Hospital waiting rooms are very different to places like soft play. I do think there should be a limit on the number of people who is accompanying someone to hospital. My daughter was in and out of hospital when she was young and often we had no where to sit in A&E. One time, a rather annoying family of 6 wouldn’t give up one of their seats so I could sit with my daughter in my lap. Karma helped on that occasion when she violently vomited on the person who was sat nearest to where I was standing (think exorcist projectile vomit). I made no apologies as they were so bloody ignorant!

I was in A&E recently, on my own, and loads of patients had 3+ people with them.

I had to ask one lot to move their stuff so I could sit down.

Moochapoo · 28/03/2023 09:48

Antiquiteas · 28/03/2023 09:41

I was in A&E recently, on my own, and loads of patients had 3+ people with them.

I had to ask one lot to move their stuff so I could sit down.

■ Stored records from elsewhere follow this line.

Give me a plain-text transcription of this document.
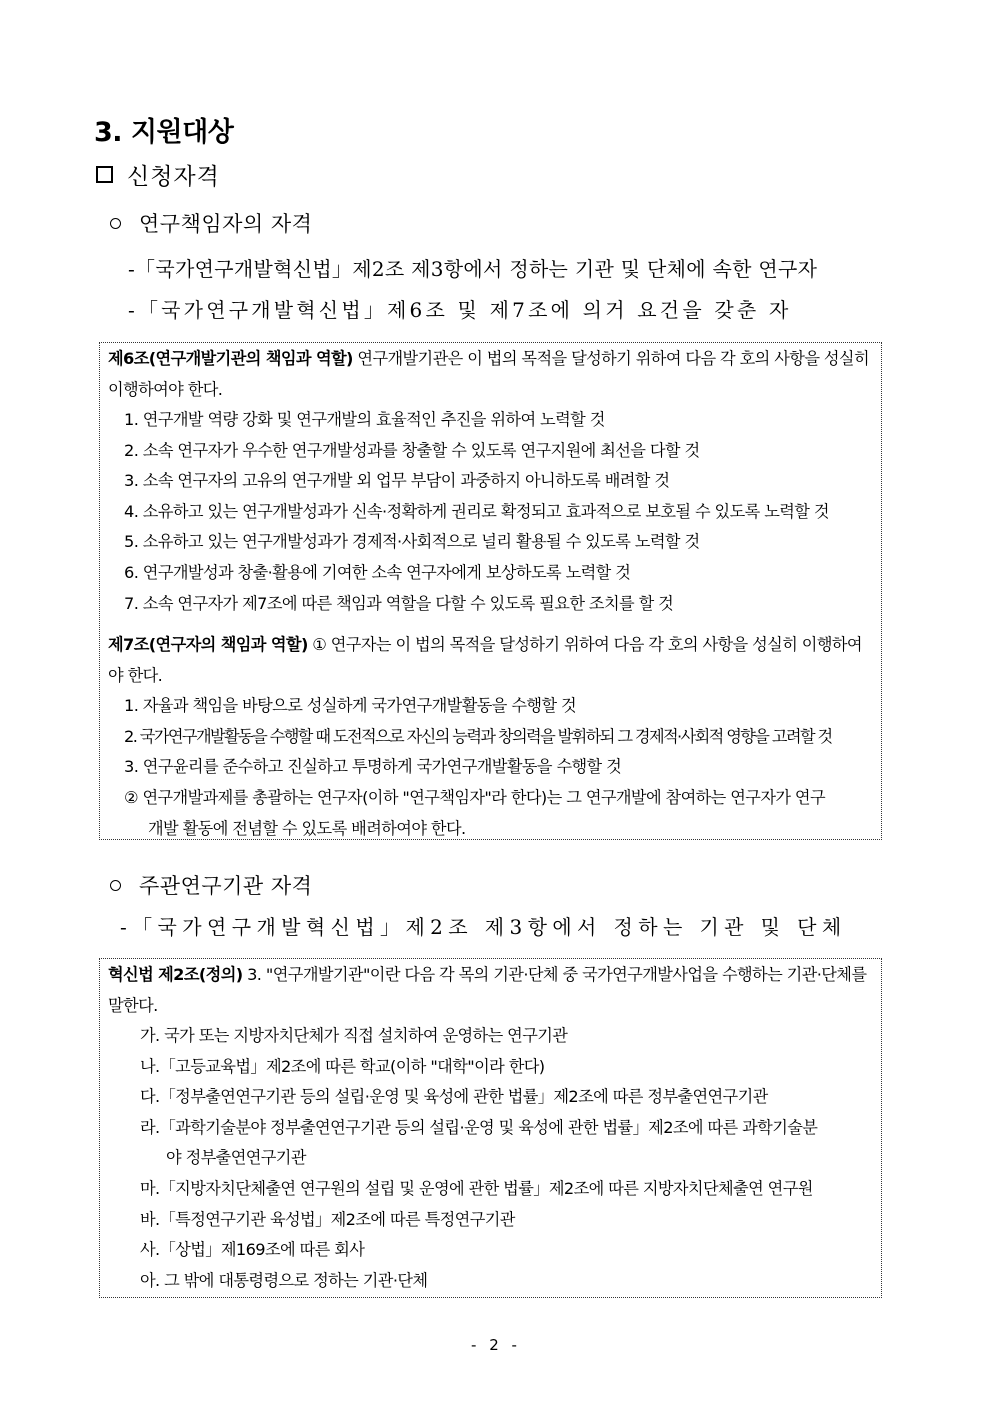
3. 지원대상
신청자격
연구책임자의 자격
-「국가연구개발혁신법」제2조 제3항에서 정하는 기관 및 단체에 속한 연구자
-「국가연구개발혁신법」제6조 및 제7조에 의거 요건을 갖춘 자
제6조(연구개발기관의 책임과 역할) 연구개발기관은 이 법의 목적을 달성하기 위하여 다음 각 호의 사항을 성실히 이행하여야 한다.
1. 연구개발 역량 강화 및 연구개발의 효율적인 추진을 위하여 노력할 것
2. 소속 연구자가 우수한 연구개발성과를 창출할 수 있도록 연구지원에 최선을 다할 것
3. 소속 연구자의 고유의 연구개발 외 업무 부담이 과중하지 아니하도록 배려할 것
4. 소유하고 있는 연구개발성과가 신속·정확하게 권리로 확정되고 효과적으로 보호될 수 있도록 노력할 것
5. 소유하고 있는 연구개발성과가 경제적·사회적으로 널리 활용될 수 있도록 노력할 것
6. 연구개발성과 창출·활용에 기여한 소속 연구자에게 보상하도록 노력할 것
7. 소속 연구자가 제7조에 따른 책임과 역할을 다할 수 있도록 필요한 조치를 할 것
제7조(연구자의 책임과 역할) ① 연구자는 이 법의 목적을 달성하기 위하여 다음 각 호의 사항을 성실히 이행하여야 한다.
1. 자율과 책임을 바탕으로 성실하게 국가연구개발활동을 수행할 것
2. 국가연구개발활동을 수행할 때 도전적으로 자신의 능력과 창의력을 발휘하되 그 경제적·사회적 영향을 고려할 것
3. 연구윤리를 준수하고 진실하고 투명하게 국가연구개발활동을 수행할 것
② 연구개발과제를 총괄하는 연구자(이하 "연구책임자"라 한다)는 그 연구개발에 참여하는 연구자가 연구
개발 활동에 전념할 수 있도록 배려하여야 한다.
주관연구기관 자격
-「국가연구개발혁신법」제2조 제3항에서 정하는 기관 및 단체
혁신법 제2조(정의) 3. "연구개발기관"이란 다음 각 목의 기관·단체 중 국가연구개발사업을 수행하는 기관·단체를 말한다.
가. 국가 또는 지방자치단체가 직접 설치하여 운영하는 연구기관
나.「고등교육법」제2조에 따른 학교(이하 "대학"이라 한다)
다.「정부출연연구기관 등의 설립·운영 및 육성에 관한 법률」제2조에 따른 정부출연연구기관
라.「과학기술분야 정부출연연구기관 등의 설립·운영 및 육성에 관한 법률」제2조에 따른 과학기술분
야 정부출연연구기관
마.「지방자치단체출연 연구원의 설립 및 운영에 관한 법률」제2조에 따른 지방자치단체출연 연구원
바.「특정연구기관 육성법」제2조에 따른 특정연구기관
사.「상법」제169조에 따른 회사
아. 그 밖에 대통령령으로 정하는 기관·단체
- 2 -
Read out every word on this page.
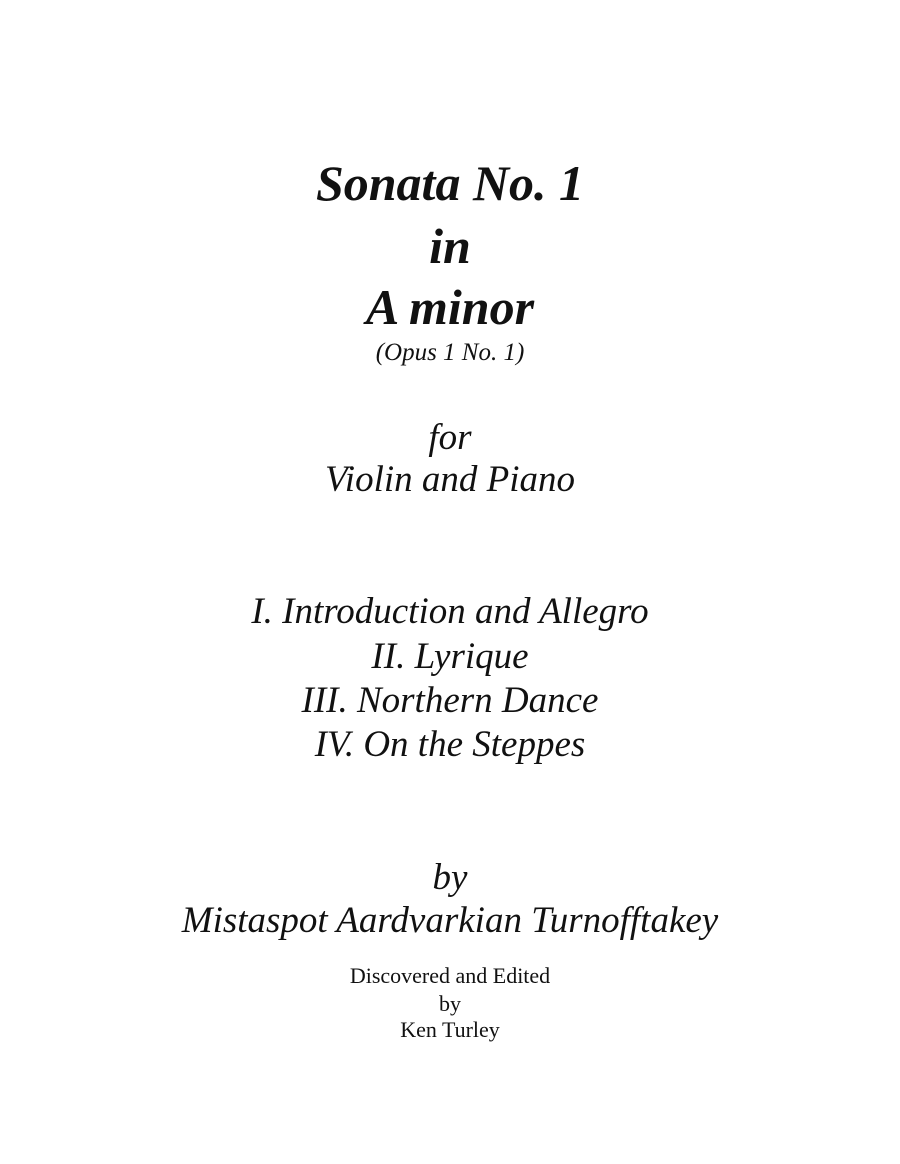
Sonata No. 1
in
A minor
(Opus 1 No. 1)
for
Violin and Piano
I. Introduction and Allegro
II. Lyrique
III. Northern Dance
IV. On the Steppes
by
Mistaspot Aardvarkian Turnofftakey
Discovered and Edited
by
Ken Turley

It’s just so rude isn’t it! I asked them if I could sit and they all just stared at me and said they were there first. It’s insane! I wouldn’t care but they didn’t even have a child with them, it was an adult who really didn’t need accompanying judging by the amount of work calls they made 🙄They quickly moved when my daughter vomited on one of them 🤣

WhatNoRaisins · 29/03/2023 11:37

Zoos and farms aren't so bad, odds are there's enough space and it's something you can enjoy without children. The swimming pool example is weird, if I had grandparents with me I'd be leaving the toddler with them and having a brief swim in peace.

The childfree equivalent of this is those dopey men who hang around awkwardly outside changing rooms.

sweeneytoddsrazor · 29/03/2023 11:59

Its often a suggestion on here, instead of in laws visiting you or you visiting them, or God forbid letting them take GC out by themselves meet up at a soft play somewhere so they get to spend time with the kids but you can escape ASAP

dancinfeet · 29/03/2023 12:06

we went to a and e with my youngest daughter last year (she was still a child
at this point), and a family came in at about 10pm, six of them plus the child
needing a and e. They then proceeded to unpack the mcdonald’s food they had brought with them and eat it, (yes, they had done fast food stop on their way in to
a and e) and staff didn’t ask all the extended family to leave. I was more than a bit annoyed that the friend who had kindly driven myself and my daughter there was waiting outside in the car and freezing cold (we live just under an hours drive from the nearest hospital)- the hospital had a strict one accompanying person per patient rule in a and e and my friend had to drive to the nearby mcdonald’s to use the loo as the department wouldn’t let her in to go to the loo and everywhere else nearby was shut.
I have no idea why they didn’t send all the extended family back out to the car or home. They were loud, annoying and took up the last few seats meaning that people coming in after them had to stand.

Wishona · 29/03/2023 12:10

I find it weird too.
That said maybe I’m the strange one, I do a lot alone with my kids.
It amused me on bonfire night as walking up the street I was the sole adult looking after 4 kids, then there was a set of parents and a set of grandparents (4 adults) with 1 child.